Une victoire est toujours bonne à prendre, encore faut-il qu’elle soit consistante, lorsqu’il s’agit d’une rencontre en coupe de la CAF, disputée à domicile, et que le match retour s’annonce bien difficile face à un adversaire aux dents longues et aux ambitions démesurées. C’est là le dilemme.

Le risque est grand pour le CSS qui a certes réussi l’essentiel en affrontant samedi dernier son adversaire en demi-finale de la coupe de l’épreuve continentale, avec cette précieuse victoire remportée sur le fil. Mais il a raté l’occasion d’assurer un score large, susceptible de le prémunir contre toute désagréable surprise lors du prochain match qui sera disputé dans deux semaines à Khartoum. C’est que l’adversaire, en l’occurrence Al Hilal du Soudan, ne manque pas lui aussi d’atouts et que ce match retour risque de poser des problèmes épineux à l’ensemble dirigé par le coach Pierre Lechantre.
L’avis de ce dernier est mi-figue, mi-raisin, concernant la faculté des siens à surpasser le cap de leurs adversaires soudanais et à assurer leur qualification en finale de l’épreuve. Explications.
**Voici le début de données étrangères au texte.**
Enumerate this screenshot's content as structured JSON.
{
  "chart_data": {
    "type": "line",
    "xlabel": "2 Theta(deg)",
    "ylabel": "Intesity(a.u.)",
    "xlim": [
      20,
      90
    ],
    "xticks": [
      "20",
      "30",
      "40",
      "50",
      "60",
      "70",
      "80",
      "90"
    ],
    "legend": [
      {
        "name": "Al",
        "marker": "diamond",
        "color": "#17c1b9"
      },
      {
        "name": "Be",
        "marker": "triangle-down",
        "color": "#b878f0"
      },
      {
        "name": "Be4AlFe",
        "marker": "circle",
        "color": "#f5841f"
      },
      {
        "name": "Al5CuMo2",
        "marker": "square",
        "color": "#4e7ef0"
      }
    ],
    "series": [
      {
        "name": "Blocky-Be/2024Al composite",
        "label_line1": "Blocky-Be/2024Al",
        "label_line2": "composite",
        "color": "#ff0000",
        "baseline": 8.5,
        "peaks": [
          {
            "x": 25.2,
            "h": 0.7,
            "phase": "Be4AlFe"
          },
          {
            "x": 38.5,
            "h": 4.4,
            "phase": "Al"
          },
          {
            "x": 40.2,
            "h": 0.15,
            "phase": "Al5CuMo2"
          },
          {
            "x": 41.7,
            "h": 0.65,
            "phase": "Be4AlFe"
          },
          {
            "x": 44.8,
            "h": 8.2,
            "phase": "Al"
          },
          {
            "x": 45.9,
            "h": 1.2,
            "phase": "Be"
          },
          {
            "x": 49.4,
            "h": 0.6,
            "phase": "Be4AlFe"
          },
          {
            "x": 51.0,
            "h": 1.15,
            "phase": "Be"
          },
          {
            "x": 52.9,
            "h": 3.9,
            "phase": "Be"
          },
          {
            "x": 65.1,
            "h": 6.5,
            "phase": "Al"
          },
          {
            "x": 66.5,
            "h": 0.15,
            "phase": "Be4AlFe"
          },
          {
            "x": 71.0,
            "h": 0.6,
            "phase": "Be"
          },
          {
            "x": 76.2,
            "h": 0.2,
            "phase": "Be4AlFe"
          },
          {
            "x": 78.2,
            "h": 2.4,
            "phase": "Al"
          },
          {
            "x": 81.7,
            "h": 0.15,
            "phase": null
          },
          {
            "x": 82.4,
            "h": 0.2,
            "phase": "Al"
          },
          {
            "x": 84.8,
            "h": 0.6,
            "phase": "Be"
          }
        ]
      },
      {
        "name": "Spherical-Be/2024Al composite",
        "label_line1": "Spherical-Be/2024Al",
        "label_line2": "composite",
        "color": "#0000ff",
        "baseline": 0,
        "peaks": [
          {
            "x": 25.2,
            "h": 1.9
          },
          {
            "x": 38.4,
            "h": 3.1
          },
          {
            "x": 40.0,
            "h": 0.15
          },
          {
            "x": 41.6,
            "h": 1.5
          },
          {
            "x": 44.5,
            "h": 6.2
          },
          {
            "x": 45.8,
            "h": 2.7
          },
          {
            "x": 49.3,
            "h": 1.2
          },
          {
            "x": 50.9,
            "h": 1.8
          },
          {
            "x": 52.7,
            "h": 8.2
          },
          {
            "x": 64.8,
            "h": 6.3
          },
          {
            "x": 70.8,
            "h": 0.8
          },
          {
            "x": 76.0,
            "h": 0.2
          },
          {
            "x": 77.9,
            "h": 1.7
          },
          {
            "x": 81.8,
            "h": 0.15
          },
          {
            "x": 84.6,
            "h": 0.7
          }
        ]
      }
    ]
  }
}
Que pensez-vous de cette victoire ?
Je pense qu’il ne faut pas croire que cette victoire par 1-0 est catastrophique. Certes, on aurait pu en mettre un deuxième, surtout en début de seconde mi-temps, mais le résultat en lui-même est positif. On a vu d’ailleurs dans les compétitions africaines, ou européennes, des équipes qui gagnaient par un 1-0 à la maison, et qui étaient capables à l’extérieur de s’en sortir.
Donc, on n’est pas déçu par le résultat, mais plutôt surpris de voir l’équipe soudanaise pavoiser en fin de match et penser que c’est déjà gagné!

Comment jugez-vous votre prestation de samedi dernier face à Al Hilal?
Elle a été bonne en seconde mi-temps lorsqu’on a réussi à imposer notre jeu et à créer des occasions intéressantes de scorer.
Mais, au cours de la première période, on n’a pas bien joué face à une équipe qui a montré de grandes potentialités offensives. La manière d’évoluer nous a gênés et nous a contraints à la défensive.

Comment entrevoyez-vous le prochain round?
Ce sera dur, c’est certain. Mais on peut espérer marquer un but ou deux qui nous mettraient à l’abri. Nous n’irons donc pas à Khartoum avec un excès de confiance, mais plutôt avec le sentiment que tout reste à faire et qu’il nous revient de prouver sur le terrain de l’adversaire que nous sommes les plus aptes à passer au tour final.
Ce ne sera certainement pas une sinécure. Mais à cœur vaillant, rien d’impossible. Il nous faut surtout croire en nos moyens et prouver encore une fois que nous savons voyager à travers le continent…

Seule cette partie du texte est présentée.